Cuban security forces continue to harass and arbitrarily detain scores of nonviolent activists each year, including academics, human rights activists, labor organizers, religious leaders, youth groups, gays and lesbians, and members of unofficial political parties. Independent organizations face unauthorized searches and seizure of office equipment as well as the denial of legal recognition.

On July 15, 1997, security forces detained four prominent, nonviolent leaders of a group that has publicly encouraged a boycott of elections planned for late in the year, and issued a statement challenging Cuba's exclusive recognition of one political party. Professor Félix Antonio Bonne Carcasses, economists Marta Beatriz Roque Cabello and Vladimiro Roca Antúnez, and attorney René Gómez Manzano, members of the Internal Dissidents' Working Group (Grupo de Trabajo de la Disidencia Interna, GTDI), remain in prison and face possible prosecution for "enemy propaganda" and "revealing state secrets."

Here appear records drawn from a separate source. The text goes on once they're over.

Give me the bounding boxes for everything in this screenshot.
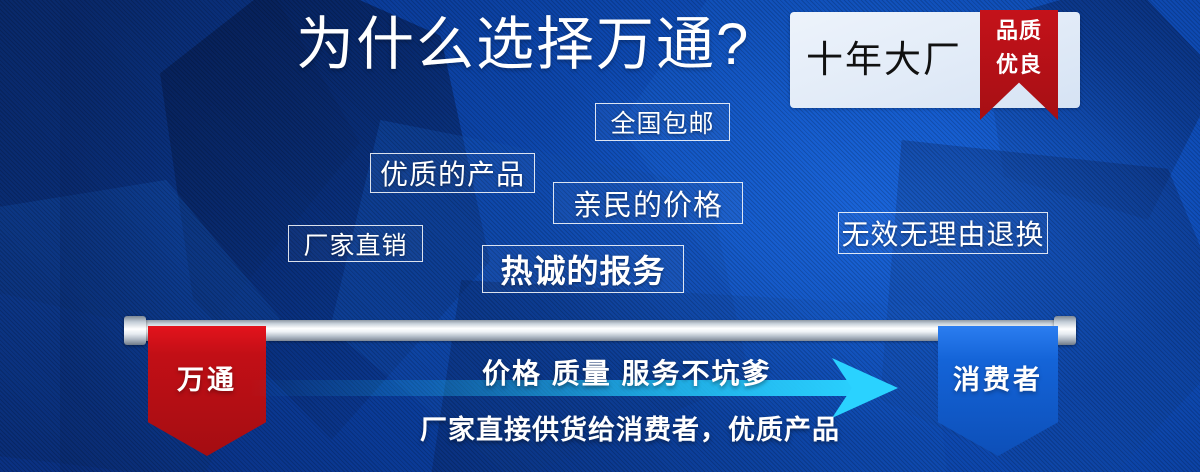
badge-panel-label: 十年大厂 (806, 36, 962, 84)
feature-tag-friendly-price: 亲民的价格 (553, 182, 743, 224)
rod-cap-left-icon (124, 316, 146, 345)
banner-rod (128, 320, 1076, 341)
flag-consumer-label: 消费者 (953, 358, 1043, 397)
arrow-caption-bottom: 厂家直接供货给消费者，优质产品 (420, 408, 840, 447)
quality-ribbon-icon: 品质 优良 (980, 10, 1058, 120)
ribbon-line-1: 品质 (980, 10, 1058, 44)
promo-banner: 为什么选择万通? 十年大厂 品质 优良 全国包邮 优质的产品 亲民的价格 厂家直… (0, 0, 1200, 472)
ribbon-line-2: 优良 (980, 44, 1058, 78)
arrow-caption-top: 价格 质量 服务不坑爹 (482, 352, 772, 392)
feature-tag-factory-direct: 厂家直销 (288, 225, 423, 262)
feature-tag-free-return: 无效无理由退换 (838, 212, 1048, 254)
feature-tag-quality-product: 优质的产品 (370, 153, 535, 193)
feature-tag-sincere-service: 热诚的报务 (482, 245, 684, 293)
feature-tag-free-shipping: 全国包邮 (595, 103, 730, 141)
quality-badge-panel: 十年大厂 品质 优良 (790, 12, 1080, 108)
flag-manufacturer-label: 万通 (177, 358, 237, 397)
page-title: 为什么选择万通? (296, 16, 750, 74)
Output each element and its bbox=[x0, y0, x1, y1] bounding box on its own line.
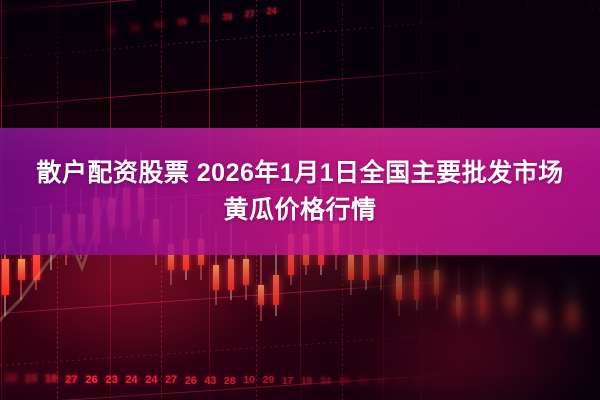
headline-line-2: 黄瓜价格行情 bbox=[223, 195, 376, 226]
headline-line-1: 散户配资股票 2026年1月1日全国主要批发市场 bbox=[36, 158, 563, 189]
chart-banner-image: 2830343831382724 19151827262324242726432… bbox=[0, 0, 600, 400]
headline-text-block: 散户配资股票 2026年1月1日全国主要批发市场 黄瓜价格行情 bbox=[0, 128, 600, 255]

On January 9, 1997, Cuban authorities arrested Héctor Palacios Ruiz, the president of the Democratic Solidarity Party (Partido Solidaridad Democrática, PSD), charging him with contempt for the authority of President Castro and seizing his copies of the Viña del Mar Declaration, a document endorsing democracy and human rights which Castro signed in 1996 at the Sixth Iberoamerican Summit. Palacios Ruiz, whom the Cuban government sentenced to eighteen months' imprisonment on September 4, 1997, had questioned the government's willingness to comply with the declaration in an interview with a German journalist.

In light of these abuses, Vivanco calls on the Pope "to do all in his power to ensure the swift release of political prisoners and secure the dismantling of Cuba's machinery of repression."